Friday, October 27, 2006

When 'Exclusive' is not really exclusive...

One situation that can really annoy an IBM Informix DBA happens when you're trying to ALTER TABLE [...] and you get the error "Non exclusive access when executing a DDL...". You then think... "Oh... I'll lock it in exclusive mode"... And after killling some sessions, setting the lock mode to WAIT and opening a transaction you get the desired 'exclusive' lock. Then you try the ALTER TABLE again and what happens? The same error! How can it be you ask?! Read on...

First let me say that this same subject is referenced in one of the many technical support articles. The link is here. Why am I writing this then? Well, because I think there's a bit more than what the article says... But please understand that everyhing in that article is correct, and that it solves the problem in most cases.

Let's start by making a few points:
  1. When you set the exclusive lock on a table using "BEGIN WORK; LOCK TABLE IN EXCLUSIVE MODE you don't prevent sessions with DIRTY READ isolation level from accessing the table
  2. In order to do an ALTER TABLE on a table, you need exclusive access on a different level. The fact that no one (besides dirty readers) can't read data from the table is not enough. There must be no references to the table structure. This is on a lower level than the SQL layer. This means for example that there can be no open cursors, no prepared statements using the table, and there can be no sessions waiting for the lock you establish. If for example at time T0 you get the exclusive lock, and before you make the ALTER TABLE, at T1, a session in LOCK MODE WAIT tries to SELECT FROM THE TABLE, this session will have a reference to the table. At T2 when you give the ALTER command, you won't be able to execute it. This needs a very precise timming to happen, but it can be easy when you're dealing with an "hot" table

For the first situation, our friends at R&D have come up with a solution, documented in the already mentioned article. There is an otherwise undocumented variable called IFX_DIRRTY_WAIT which allows us to specify a maximum number of seconds that we will wait for DIRTY READERS to release the table structure. This will also prevent new sessions to attach to the table structure.
So, two things can happen. If the ammount of time specified in IFX_DIRTY_WAIT is enough to let all dirty readers to complete their jobs, your ALTER TABLE statement will wait for a while and successfuly execute after the last one ends their reads. Otherwise, if there are still any dirty reader after the timeout, you'll get the normal error. In this case you'll have to increase the value you put in IFX_DIRTY_WAIT or use the time to kill some sessions.

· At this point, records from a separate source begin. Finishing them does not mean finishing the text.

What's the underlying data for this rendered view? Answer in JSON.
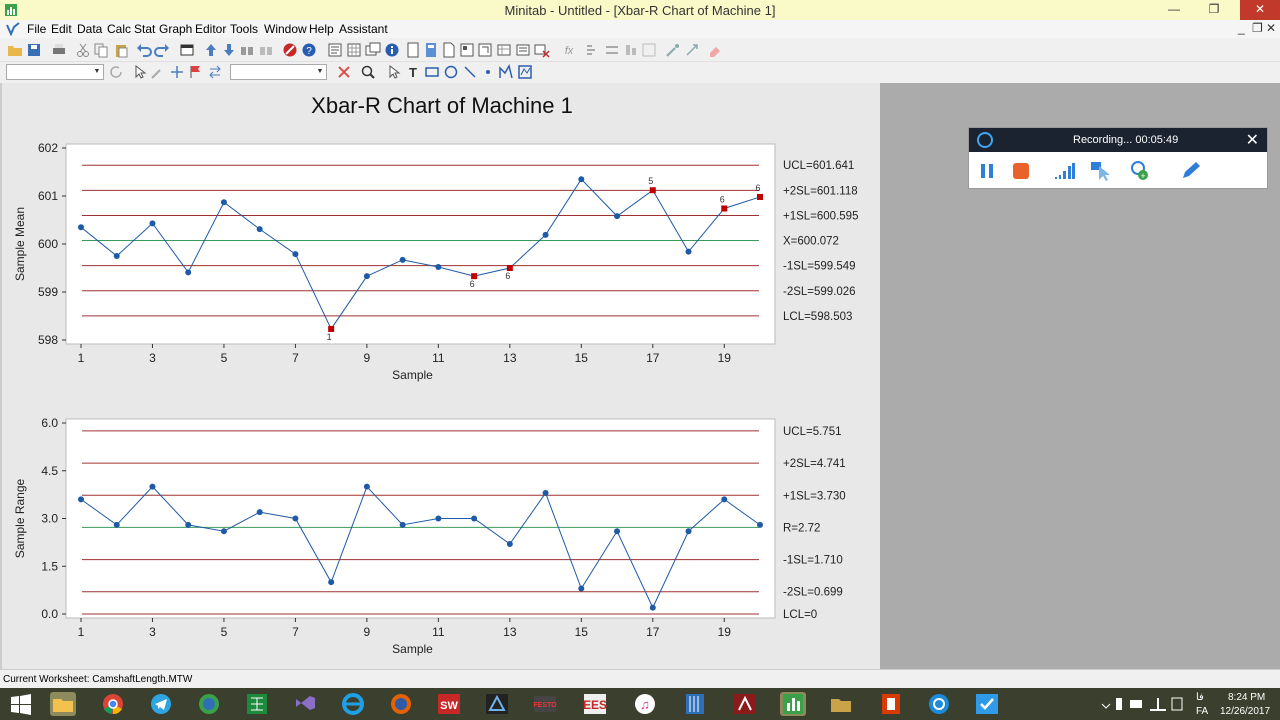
{
  "window": {
    "title": "Minitab - Untitled - [Xbar-R Chart of Machine 1]",
    "minimize": "—",
    "restore": "❐",
    "close": "✕"
  },
  "menu": [
    "File",
    "Edit",
    "Data",
    "Calc",
    "Stat",
    "Graph",
    "Editor",
    "Tools",
    "Window",
    "Help",
    "Assistant"
  ],
  "mdi_controls": {
    "minimize": "_",
    "restore": "❐",
    "close": "✕"
  },
  "chart_data": [
    {
      "type": "line",
      "title": "Xbar-R Chart of Machine 1",
      "xlabel": "Sample",
      "ylabel": "Sample Mean",
      "x": [
        1,
        2,
        3,
        4,
        5,
        6,
        7,
        8,
        9,
        10,
        11,
        12,
        13,
        14,
        15,
        16,
        17,
        18,
        19,
        20
      ],
      "values": [
        600.35,
        599.75,
        600.43,
        599.41,
        600.87,
        600.31,
        599.79,
        598.23,
        599.33,
        599.67,
        599.52,
        599.33,
        599.5,
        600.19,
        601.35,
        600.58,
        601.12,
        599.84,
        600.74,
        600.98
      ],
      "flagged": [
        {
          "x": 8,
          "label": "1"
        },
        {
          "x": 12,
          "label": "6"
        },
        {
          "x": 13,
          "label": "6"
        },
        {
          "x": 17,
          "label": "5"
        },
        {
          "x": 19,
          "label": "6"
        },
        {
          "x": 20,
          "label": "6"
        }
      ],
      "ylim": [
        598,
        602
      ],
      "yticks": [
        598,
        599,
        600,
        601,
        602
      ],
      "xticks": [
        1,
        3,
        5,
        7,
        9,
        11,
        13,
        15,
        17,
        19
      ],
      "limits": [
        {
          "value": 601.641,
          "kind": "control",
          "label": "UCL=601.641"
        },
        {
          "value": 601.118,
          "kind": "sigma",
          "label": "+2SL=601.118"
        },
        {
          "value": 600.595,
          "kind": "sigma",
          "label": "+1SL=600.595"
        },
        {
          "value": 600.072,
          "kind": "center",
          "label": "X=600.072"
        },
        {
          "value": 599.549,
          "kind": "sigma",
          "label": "-1SL=599.549"
        },
        {
          "value": 599.026,
          "kind": "sigma",
          "label": "-2SL=599.026"
        },
        {
          "value": 598.503,
          "kind": "control",
          "label": "LCL=598.503"
        }
      ]
    },
    {
      "type": "line",
      "xlabel": "Sample",
      "ylabel": "Sample Range",
      "x": [
        1,
        2,
        3,
        4,
        5,
        6,
        7,
        8,
        9,
        10,
        11,
        12,
        13,
        14,
        15,
        16,
        17,
        18,
        19,
        20
      ],
      "values": [
        3.6,
        2.8,
        4.0,
        2.8,
        2.6,
        3.2,
        3.0,
        1.0,
        4.0,
        2.8,
        3.0,
        3.0,
        2.2,
        3.8,
        0.8,
        2.6,
        0.2,
        2.6,
        3.6,
        2.8
      ],
      "ylim": [
        0,
        6
      ],
      "yticks": [
        "0.0",
        "1.5",
        "3.0",
        "4.5",
        "6.0"
      ],
      "xticks": [
        1,
        3,
        5,
        7,
        9,
        11,
        13,
        15,
        17,
        19
      ],
      "limits": [
        {
          "value": 5.751,
          "kind": "control",
          "label": "UCL=5.751"
        },
        {
          "value": 4.741,
          "kind": "sigma",
          "label": "+2SL=4.741"
        },
        {
          "value": 3.73,
          "kind": "sigma",
          "label": "+1SL=3.730"
        },
        {
          "value": 2.72,
          "kind": "center",
          "label": "R=2.72"
        },
        {
          "value": 1.71,
          "kind": "sigma",
          "label": "-1SL=1.710"
        },
        {
          "value": 0.699,
          "kind": "sigma",
          "label": "-2SL=0.699"
        },
        {
          "value": 0,
          "kind": "control",
          "label": "LCL=0"
        }
      ]
    }
  ],
  "recorder": {
    "status": "Recording... 00:05:49",
    "close": "✕"
  },
  "statusbar": {
    "text": "Current Worksheet: CamshaftLength.MTW"
  },
  "tray": {
    "time": "8:24 PM",
    "date": "12/26/2017",
    "lang": "FA"
  },
  "colors": {
    "series": "#1f5aa6",
    "flag": "#c00000",
    "limit": "#a03030",
    "center": "#3a9a5a"
  }
}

But this won't solve the second situation. For this you will have to find what sessions have references to the table and close them. And if you have a "wild" environment where you can't stop sessions from popping up, and many of this sessions make references to the table, you'll also need a way to stop this new sessions from using the table. I had cases where I checked which sessions were preventing me from doing the DDL and closed them. But when I retried the ALTER, there were already other sessions with references to the table. So, how can we find which session has a reference to a table?

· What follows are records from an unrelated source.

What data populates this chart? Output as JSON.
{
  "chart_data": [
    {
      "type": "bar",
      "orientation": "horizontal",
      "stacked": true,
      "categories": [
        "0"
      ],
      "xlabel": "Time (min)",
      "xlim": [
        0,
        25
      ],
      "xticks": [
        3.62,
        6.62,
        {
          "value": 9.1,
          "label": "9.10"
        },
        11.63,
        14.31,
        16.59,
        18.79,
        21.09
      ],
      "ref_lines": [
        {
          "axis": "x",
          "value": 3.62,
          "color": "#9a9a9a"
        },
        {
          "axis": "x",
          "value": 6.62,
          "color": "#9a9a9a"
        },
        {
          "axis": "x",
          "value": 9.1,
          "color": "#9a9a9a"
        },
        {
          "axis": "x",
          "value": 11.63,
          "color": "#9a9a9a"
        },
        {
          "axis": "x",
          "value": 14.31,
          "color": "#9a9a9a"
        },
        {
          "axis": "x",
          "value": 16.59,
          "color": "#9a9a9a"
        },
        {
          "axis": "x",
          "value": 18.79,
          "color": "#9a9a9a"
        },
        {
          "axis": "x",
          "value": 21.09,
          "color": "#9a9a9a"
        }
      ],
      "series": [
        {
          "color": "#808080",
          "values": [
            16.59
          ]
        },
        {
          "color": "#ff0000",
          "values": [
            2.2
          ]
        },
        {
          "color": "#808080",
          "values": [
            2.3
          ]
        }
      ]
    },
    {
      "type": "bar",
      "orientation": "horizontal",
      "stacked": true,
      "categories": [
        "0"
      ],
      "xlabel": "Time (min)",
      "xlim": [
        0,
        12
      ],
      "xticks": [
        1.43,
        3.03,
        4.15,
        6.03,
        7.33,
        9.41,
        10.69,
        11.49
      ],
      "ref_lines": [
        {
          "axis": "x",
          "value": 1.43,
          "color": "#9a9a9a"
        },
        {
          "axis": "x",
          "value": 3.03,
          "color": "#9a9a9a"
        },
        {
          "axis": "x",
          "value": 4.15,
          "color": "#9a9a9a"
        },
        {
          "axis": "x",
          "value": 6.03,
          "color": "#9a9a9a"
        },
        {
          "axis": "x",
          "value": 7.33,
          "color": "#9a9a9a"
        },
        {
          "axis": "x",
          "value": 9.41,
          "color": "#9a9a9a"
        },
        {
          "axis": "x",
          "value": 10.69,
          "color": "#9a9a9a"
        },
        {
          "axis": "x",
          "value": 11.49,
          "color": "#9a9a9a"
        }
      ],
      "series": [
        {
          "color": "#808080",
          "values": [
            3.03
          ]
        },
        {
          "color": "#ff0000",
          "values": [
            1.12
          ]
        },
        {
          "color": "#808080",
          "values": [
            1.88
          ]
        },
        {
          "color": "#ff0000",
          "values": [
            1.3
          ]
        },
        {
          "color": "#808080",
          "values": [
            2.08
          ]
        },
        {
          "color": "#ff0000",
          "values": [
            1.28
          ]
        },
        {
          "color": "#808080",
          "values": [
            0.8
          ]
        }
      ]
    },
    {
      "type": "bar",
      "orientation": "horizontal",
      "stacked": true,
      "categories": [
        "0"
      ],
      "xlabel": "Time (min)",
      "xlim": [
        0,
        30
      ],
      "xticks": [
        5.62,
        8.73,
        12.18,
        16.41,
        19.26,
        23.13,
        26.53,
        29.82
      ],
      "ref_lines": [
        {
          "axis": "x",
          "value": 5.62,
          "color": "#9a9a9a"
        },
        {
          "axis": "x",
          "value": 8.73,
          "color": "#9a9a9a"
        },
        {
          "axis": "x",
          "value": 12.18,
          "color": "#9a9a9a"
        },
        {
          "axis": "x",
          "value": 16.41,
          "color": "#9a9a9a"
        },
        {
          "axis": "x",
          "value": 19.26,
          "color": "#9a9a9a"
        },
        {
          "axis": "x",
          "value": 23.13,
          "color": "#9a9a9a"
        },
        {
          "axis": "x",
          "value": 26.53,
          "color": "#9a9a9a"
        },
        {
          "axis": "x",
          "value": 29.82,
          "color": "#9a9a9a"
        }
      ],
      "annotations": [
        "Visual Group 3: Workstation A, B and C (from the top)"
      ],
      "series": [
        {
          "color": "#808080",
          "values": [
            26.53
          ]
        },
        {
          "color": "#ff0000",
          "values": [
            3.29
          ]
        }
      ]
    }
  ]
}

> ideiafix@PacMan.domus.online.pt:informix-> onstat -g opn

IBM Informix Dynamic Server Version 10.00.UC5 -- On-Line -- Up 00:43:22 -- 87776 Kbytes
tid rstcb isfd op_mode op_flags partnum ucount ocount lockmode
39 0x477bf4c8 0 0x00000400 0x00000397 0x00100071 2 2 0
39 0x477bf4c8 1 0x00000002 0x00000003 0x00100071 2 2 0
39 0x477bf4c8 3 0x00000408 0x00000017 0x001000a3 1 1 0


Err... and now? Well, as you can see you have a column called "partnum", and another with the "rstcb". Knowing the tablename allows you to find out the partnum (and vice-versa) by looking at sysmaster:systabnames.

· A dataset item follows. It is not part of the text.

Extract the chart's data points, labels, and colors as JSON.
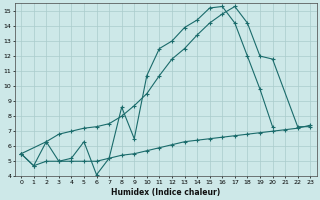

[informix@PacMan ~]$ dbaccess sysmaster -

Database selected.

> select hex(partnum), tabname, dbsname from systabnames where partnum = '0x001000a3';



(expression) 0x001000A3
tabname customer
dbsname stores_demo

1 row(s) retrieved.


And you can find the session ID from the "rstcb", using something like:

[informix@PacMan ~]$ onstat -u | grep 477bf4c8
477bf4c8 Y--P--- 21 informix 2 482d71a8 0 1 0 0
[informix@PacMan ~]$ onstat -g sql 21

IBM Informix Dynamic Server Version 10.00.UC5 -- On-Line -- Up 00:48:19 -- 87776 Kbytes

Sess SQL Current Iso Lock SQL ISAM F.E.
Id Stmt type Database Lvl Mode ERR ERR Vers Explain
21 SELECT stores_demo NL Not Wait 0 0 9.03 Off

Current statement name : slctcur

Current SQL statement :
select * from customer

As long as session 21 continues to reference the table structure you won't be able to issue any ALTER TABLE on customer table, even after being able to lock it:

[informix@PacMan ~]$ dbaccess stores_demo -

Database selected.

> begin work;

Started transaction.

> lock table customer in exclusive mode;

Table locked.

> alter table customer add (dummy_col char);

242: Could not open database table (informix.customer).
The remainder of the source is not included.